New Dirty Water Rule puts Texas waterways and drinking water at risk

Media Contacts
Anna Farrell-Sherman

Trump administration action defies common sense and sound science

Environment Texas Research and Policy Center

AUSTIN – The U.S. Environmental Protection Agency today finalized a rule that leaves half the nation’s wetlands and thousands of streams — which help provide millions of Americans with drinking water — without the federal protection of the Clean Water Act.

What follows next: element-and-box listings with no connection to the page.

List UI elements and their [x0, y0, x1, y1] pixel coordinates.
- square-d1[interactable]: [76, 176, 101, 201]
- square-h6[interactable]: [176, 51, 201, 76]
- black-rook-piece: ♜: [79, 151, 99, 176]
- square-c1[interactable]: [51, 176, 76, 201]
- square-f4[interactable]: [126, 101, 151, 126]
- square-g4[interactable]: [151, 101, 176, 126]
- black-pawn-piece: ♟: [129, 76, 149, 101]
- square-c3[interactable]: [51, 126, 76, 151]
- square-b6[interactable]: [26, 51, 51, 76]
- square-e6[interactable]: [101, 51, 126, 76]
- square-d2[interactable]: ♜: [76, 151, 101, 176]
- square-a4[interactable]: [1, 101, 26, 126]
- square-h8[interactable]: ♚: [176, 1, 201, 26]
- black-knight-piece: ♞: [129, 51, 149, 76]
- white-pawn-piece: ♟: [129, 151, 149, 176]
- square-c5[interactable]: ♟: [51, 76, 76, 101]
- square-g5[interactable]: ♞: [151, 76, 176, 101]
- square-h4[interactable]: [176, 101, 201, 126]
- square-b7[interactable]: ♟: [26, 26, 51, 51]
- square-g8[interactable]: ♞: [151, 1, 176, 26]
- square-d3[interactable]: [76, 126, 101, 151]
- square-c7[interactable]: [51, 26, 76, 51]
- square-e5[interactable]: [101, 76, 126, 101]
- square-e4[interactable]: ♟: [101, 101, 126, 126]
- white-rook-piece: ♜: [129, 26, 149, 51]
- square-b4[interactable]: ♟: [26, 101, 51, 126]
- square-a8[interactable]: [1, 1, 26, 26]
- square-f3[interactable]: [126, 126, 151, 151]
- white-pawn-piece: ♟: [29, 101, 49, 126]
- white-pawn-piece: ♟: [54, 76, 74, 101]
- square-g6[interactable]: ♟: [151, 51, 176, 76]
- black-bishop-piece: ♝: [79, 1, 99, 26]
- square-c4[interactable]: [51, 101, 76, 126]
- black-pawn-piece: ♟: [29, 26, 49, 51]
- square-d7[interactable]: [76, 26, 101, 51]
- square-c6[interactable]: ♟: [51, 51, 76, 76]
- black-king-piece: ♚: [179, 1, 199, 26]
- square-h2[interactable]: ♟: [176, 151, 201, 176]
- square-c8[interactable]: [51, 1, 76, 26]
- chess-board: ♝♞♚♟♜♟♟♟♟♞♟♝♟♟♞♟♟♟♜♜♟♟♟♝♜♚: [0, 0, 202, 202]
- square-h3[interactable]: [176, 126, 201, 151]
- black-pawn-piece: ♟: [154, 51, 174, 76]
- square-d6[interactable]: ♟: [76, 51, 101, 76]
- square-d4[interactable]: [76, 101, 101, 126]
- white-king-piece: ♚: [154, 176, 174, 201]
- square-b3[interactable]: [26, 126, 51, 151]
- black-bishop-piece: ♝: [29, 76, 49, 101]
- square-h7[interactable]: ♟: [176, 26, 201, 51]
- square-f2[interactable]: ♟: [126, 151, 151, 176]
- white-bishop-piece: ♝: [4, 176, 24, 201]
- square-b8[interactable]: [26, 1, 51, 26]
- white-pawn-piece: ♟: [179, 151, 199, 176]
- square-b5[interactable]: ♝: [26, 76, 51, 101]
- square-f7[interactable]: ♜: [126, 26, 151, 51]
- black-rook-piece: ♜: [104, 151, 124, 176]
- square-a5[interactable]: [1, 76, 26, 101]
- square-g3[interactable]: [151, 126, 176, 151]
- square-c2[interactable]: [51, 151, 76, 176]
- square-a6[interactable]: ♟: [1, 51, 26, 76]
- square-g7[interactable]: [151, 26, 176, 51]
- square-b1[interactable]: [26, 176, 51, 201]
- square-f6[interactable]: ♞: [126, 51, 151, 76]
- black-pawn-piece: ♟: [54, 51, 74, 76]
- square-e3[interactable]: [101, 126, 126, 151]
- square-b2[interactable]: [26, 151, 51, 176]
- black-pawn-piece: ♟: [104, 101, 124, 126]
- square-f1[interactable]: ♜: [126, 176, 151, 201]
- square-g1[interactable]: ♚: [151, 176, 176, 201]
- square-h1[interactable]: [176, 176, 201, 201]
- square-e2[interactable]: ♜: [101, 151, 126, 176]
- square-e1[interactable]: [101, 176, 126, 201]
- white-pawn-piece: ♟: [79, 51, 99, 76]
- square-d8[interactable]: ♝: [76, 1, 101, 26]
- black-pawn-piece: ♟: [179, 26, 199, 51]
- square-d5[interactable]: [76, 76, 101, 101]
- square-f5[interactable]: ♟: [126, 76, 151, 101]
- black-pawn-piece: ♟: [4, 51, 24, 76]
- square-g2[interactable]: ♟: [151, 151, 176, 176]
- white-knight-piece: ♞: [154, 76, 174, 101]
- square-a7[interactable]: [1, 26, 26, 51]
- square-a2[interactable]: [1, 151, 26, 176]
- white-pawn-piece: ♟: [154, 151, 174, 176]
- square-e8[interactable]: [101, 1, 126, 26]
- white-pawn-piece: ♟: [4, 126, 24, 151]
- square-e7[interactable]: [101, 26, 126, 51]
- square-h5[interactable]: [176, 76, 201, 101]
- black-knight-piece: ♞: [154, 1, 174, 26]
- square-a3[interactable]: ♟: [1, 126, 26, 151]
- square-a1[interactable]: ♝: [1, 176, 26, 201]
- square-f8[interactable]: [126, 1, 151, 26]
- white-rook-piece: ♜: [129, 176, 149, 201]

“Texans care deeply about clean water – for drinking, swimming, fishing and sustaining nature. Yet this Dirty Water Rule will leave waterways from Barton Creek to Galveston Bay vulnerable to pollution and degradation, which harms wildlife and puts our drinking water at risk,” said Anna Farrell-Sherman, Environment Texas Clean Water Associate. “Polluted water can make anyone sick — no matter where you live or your politics. This move defies common sense, sound science, and 50 years of bipartisan support for clean water.”

The Dirty Water Rule puts Galveston Bay at risk.  As unprotected wetlands become degraded or paved over, they will no longer help filter out pollution before it reaches our streams, springs, rivers and aquifers. Galveston Bay is already facing dangerous oil spills and pollution from industry along the coast; degrading the streams and wetlands around it will only make that problem worse.

The rule also opens our drinking water sources to pollution.  According to U.S. EPA’s own data, intermittent and ephemeral streams help provide drinking water to 117 million Americans.  The Dirty Water Rule removes Clean Water Act protections for many of these streams, putting the drinking water of one in three Americans, and 11.5 million Texans at risk.

Noting the nexus among streams, wetlands, and larger waterways, the Dirty Water Rule was recently rebuked by EPA’s own science advisors.  

Public support for maintaining Clean Water Act protections is widespread. More than one million Americans — including business owners, local officials, scientists, and hunters and anglers — provided comments to EPA, urging the agency to protect streams and wetlands under the Act. 

“With the Dirty Water Rule, the administration has put the interests of polluters over those of the public and our drinking water,” concluded Farrell-Sherman. “We’ll be calling on Congress and the courts to uphold the Clean Water Act.”